I watched an interview on BBC News 24 the other night. It was recorded at the Haye Book Festival. I don’t recall the author. He was Irish and that seemed to be important to him. I didn’t take note of his name because I was immediately distracted, and not a little annoyed, by three things.
Now, I’ve never been to a book, or literary festival. Not being able to read [!] there seemed little point. This being the case, I didn’t know what to expect visually. I kind of envisaged a marquee with a few plastic seats laid out and the author and interviewer/MC sitting out front, but on the same level as the guests, who I took to be a handful of folks attending mainly to get out of the rain. More spare seats than full ones - I mean, who really wants to listen to some self-obsessed author talking about his or her books?
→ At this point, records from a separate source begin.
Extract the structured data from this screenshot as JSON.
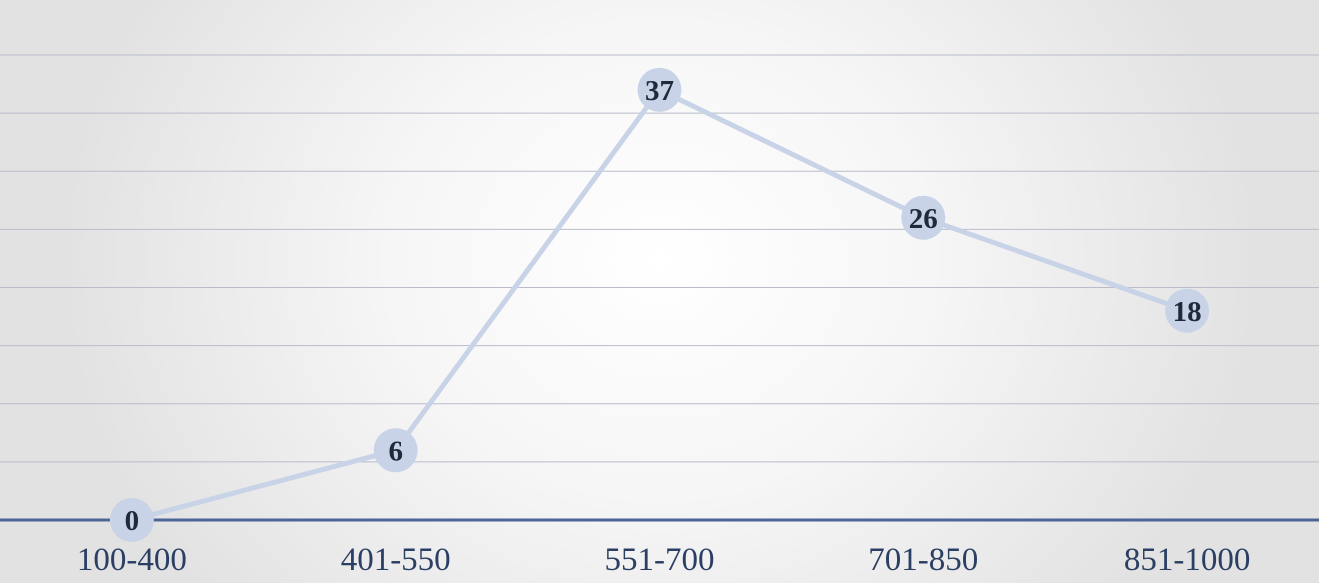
{
  "chart_data": {
    "type": "line",
    "categories": [
      "100-400",
      "401-550",
      "551-700",
      "701-850",
      "851-1000"
    ],
    "values": [
      0,
      6,
      37,
      26,
      18
    ],
    "title": "",
    "xlabel": "",
    "ylabel": "",
    "ylim": [
      0,
      40
    ],
    "grid": true,
    "data_labels": true,
    "legend": "none",
    "colors": {
      "line": "#c8d3e8",
      "marker": "#c8d3e8",
      "axis": "#4a6596",
      "gridline": "#b9bccb",
      "data_label": "#1f2a3c",
      "tick_label": "#2a3f63"
    }
  }
}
I don’t suppose anyone like myself, or the likes of Remittance Girl, would go down too well at these kind of functions anyway! I shouldn’t speak for myself, but I would guess that her books, of which I am a huge fan, might hold up too honest a mirror for the liking of many of the attendees.
Anyway, there was the scene. A stage, no less, with two chairs and what appeared to be a coffee table between the interviewer and the author, like he’d just dropped in for a cup on his way to somewhere else! Annoying thing No.1.
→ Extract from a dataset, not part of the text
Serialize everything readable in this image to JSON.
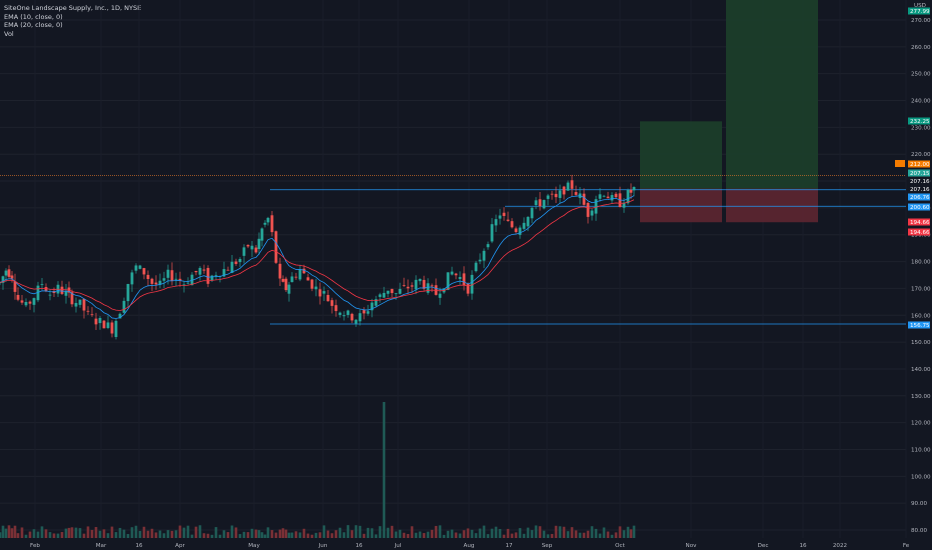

Then, wait for it, to the right of the stage was, a bookcase! A bookcase, full of unread books. ‘Serious Literary Fiction’ then, no doubt! So, was this was someone’s lounge or study? Could it actually be that of the author? Obviously the interviewer was an old friend and had actually come to visit the writer in their own home. That was the explanation, obviously! Annoying thing No.2.
So, what was annoying thing No.3? Well that was the audience, seated not on plastic chairs but in quite plush seating. Now I don’t know how choreographed things are for a broadcast of this nature. I mean, are things allowed to get a little ‘out of hand’? Is audience dissent tolerated? - comments like, “yeah, I read your book and it was a load of pretentious crap” or “You are so far up your own arse Matey, you’ve vanished”.
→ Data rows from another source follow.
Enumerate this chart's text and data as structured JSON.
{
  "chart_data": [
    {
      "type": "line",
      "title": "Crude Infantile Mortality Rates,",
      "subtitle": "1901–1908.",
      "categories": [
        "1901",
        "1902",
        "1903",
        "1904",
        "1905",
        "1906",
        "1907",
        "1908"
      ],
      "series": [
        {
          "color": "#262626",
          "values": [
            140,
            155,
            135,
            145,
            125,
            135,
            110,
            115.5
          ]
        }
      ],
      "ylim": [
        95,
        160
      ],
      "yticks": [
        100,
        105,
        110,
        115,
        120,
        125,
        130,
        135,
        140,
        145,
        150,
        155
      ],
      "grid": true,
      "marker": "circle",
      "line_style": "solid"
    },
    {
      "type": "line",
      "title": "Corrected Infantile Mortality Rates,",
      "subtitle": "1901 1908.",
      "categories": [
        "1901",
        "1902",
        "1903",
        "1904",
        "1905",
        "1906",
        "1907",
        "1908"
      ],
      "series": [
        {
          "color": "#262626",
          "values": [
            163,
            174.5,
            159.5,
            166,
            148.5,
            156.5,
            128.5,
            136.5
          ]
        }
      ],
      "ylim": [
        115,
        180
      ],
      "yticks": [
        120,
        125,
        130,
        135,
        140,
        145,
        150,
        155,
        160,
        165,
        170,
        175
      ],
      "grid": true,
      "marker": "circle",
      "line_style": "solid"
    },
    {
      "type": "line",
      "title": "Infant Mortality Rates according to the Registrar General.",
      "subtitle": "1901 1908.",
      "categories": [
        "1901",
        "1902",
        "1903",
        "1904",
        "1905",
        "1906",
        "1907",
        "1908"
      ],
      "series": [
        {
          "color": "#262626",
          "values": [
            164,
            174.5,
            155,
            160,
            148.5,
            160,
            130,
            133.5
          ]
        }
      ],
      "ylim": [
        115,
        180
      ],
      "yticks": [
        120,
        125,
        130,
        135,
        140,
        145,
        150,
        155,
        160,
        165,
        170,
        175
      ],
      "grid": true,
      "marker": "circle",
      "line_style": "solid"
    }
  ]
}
Of course the BBC would undoubtedly edit out such interventions anyway, but their output showed the audience at the other extreme of the behavioural spectrum. The audience were enraptured and, of course, oh so thoughtful. Many were shown with their chins in their hands, in an ‘I think, therefore I am’ sort of pose, or with their heads slightly enough cocked to one side, so as to indicate that “I am listening oh-so intently, and of everyone here, only I fully get the author’s message”. One can almost imagine suitable pseuds being picked out and filmed separately, then the sequences edited back in. Yuk!
I do recall a piece of television that was much more entertaining, however. It was a documentary on the Vietnam war photographer Tim Page. I have a copy of Tim Page’s NAM, and it is one of my very favourite books. I love this man’s honesty. As I recall, near the end of this documentary, there was a Q & A session following a presentation at the ICA in London. A female member of the audience with an obvious agenda suggested, in a somewhat accusatory manner, that his photos seemed to glamorise war. He replied that war could be glamorous. He said that riding around in the rear cockpit of an F4 Phantom or in a Huey helicopter gunship was glamorous. He said it was like trying to take the glamour out of the Rolling Stones – it simply couldn’t be done.
Somewhat taken aback, the questioner then asked him, having stopped covering wars, what he did with his time these days? Masturbate, was his answer. Now that is style! The best liberal luvvie ‘put down’ I’ve ever seen. Now literary festivals like that would be well worth attending!